The problem with this is that the Supreme Court has long held that in situations like this, the courts should look not to motives but only to purpose. That is, as long as a valid legislative purpose is being served, the courts lack the power to intervene.

Questioning the Government’s Motives

This issue of “motive” comes up in many of IJ’s economic liberty cases. We often argue that the announced, “health and safety” “purpose” of many economic regulations is nothing but pretextual and that the real reason (or motive) is protectionism, or handing out favors.

For example, New Jersey bans “bakers from selling cookies, cakes and muffins that were made in a home kitchen.” The announced “purpose” for this is health and safety. But the state simultaneously allows people to bake these same goods in a home kitchen and be sold for charity or at a nonprofit bake sale.

We argue that this exemption shows that New Jersey’s real reason, its motive, for banning the sale of cookies, cakes, and muffins made in a home kitchen is protectionism. That is, if you measure the announced purpose against the actual law, you can find the actual motive for this restriction: protecting commercial bakers from competition.

We can see how this works in another IJ case that was recently before the Georgia Supreme Court. There the state, in 2018, began requiring all lactation consultants to obtain a certification. Georgia did this under the guise of protecting new mother’s health and safety. But, Georgia exempted any lactation consultant who did not charge for their services.

Some Justices on the Georgia Supreme Court picked up on this during oral arguments and used the exemption to question whether the announced “purpose” was the real reason for the regulation. Again, the motive is important and can be found by measuring the law against the announced purpose.
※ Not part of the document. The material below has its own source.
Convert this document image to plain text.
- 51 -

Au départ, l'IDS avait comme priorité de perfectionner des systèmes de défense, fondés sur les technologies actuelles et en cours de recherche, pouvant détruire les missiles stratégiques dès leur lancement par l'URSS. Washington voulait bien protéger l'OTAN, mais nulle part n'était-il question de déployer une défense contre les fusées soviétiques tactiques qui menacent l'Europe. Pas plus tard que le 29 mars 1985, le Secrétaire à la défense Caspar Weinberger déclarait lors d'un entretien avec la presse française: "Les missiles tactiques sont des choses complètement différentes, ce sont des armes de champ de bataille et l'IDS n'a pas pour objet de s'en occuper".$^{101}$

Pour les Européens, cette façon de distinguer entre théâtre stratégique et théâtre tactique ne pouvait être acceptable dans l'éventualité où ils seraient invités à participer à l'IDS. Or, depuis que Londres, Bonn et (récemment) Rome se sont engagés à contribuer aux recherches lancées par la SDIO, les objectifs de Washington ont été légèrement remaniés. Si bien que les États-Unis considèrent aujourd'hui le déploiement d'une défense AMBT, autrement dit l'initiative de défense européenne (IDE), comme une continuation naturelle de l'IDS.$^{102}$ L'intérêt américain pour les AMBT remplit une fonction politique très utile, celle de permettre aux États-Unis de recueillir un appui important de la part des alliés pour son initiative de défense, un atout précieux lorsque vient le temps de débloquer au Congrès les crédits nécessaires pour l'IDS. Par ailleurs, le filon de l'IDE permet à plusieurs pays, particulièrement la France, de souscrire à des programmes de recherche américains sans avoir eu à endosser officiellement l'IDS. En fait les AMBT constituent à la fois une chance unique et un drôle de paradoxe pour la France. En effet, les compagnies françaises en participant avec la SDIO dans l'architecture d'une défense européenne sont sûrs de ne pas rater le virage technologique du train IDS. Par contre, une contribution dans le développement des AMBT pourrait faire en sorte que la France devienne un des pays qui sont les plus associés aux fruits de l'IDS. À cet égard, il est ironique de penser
We at the Center for Judicial Engagement have long advocated that the government must have both constitutional ends and constitutional means. That is, if the government has an unconstitutional reason for doing something, then even if the specific action is constitutional, the bad motive renders the action unconstitutional.

Back to Trump

Yet courts sometimes fear looking into motives. There is a concern that looking into motives requires depositions or the scouring of committee reports to find the “real reason” why Congress passed a particular law or issued particular subpoenas. There is hesitation because such a process is easily manipulatable and some have used motives in the past to overcome the plain language of specific statutes. But, as noted above, looking for motive is not as complicated, or hard, as that.

The Court can determine the motive by looking at the tailoring. That is, the Court should analyze the stated legislative purpose for the information being sought against what documents the Committees actually subpoenaed. This would allow the Court to better ensure that a real legislative purpose is being achieved without giving a blank check to the Committees allowing them to subpoena anything as long as they dress up the subpoena with the magical words.

This would ensure that ordinary Americans are protected in the future and ensure that Congress’ subpoena power does not become just another tool abused for partisan purposes. These cases are hard and involve subpoenas from three committees. But judges wouldn’t be judges if the work wasn’t hard.

The Court should take this chance to reaffirm that the government must have constitutional ends on top of a constitutional means. Just because this case involves one of the most controversial presidents in the past half century does not make this principal any less valid. Judges should judge in every case and not defer to legislative assertions of purpose when a close analysis of the announced purpose against what was done may reveal a much different, and possibly unconstitutional, motive. Such an analysis may also reveal that the announced purpose actually does match a constitutional motive as well. The key is that the courts should always engage in such an analysis.

Adam Shelton is a fellow with IJ’s Center for Judicial Engagement.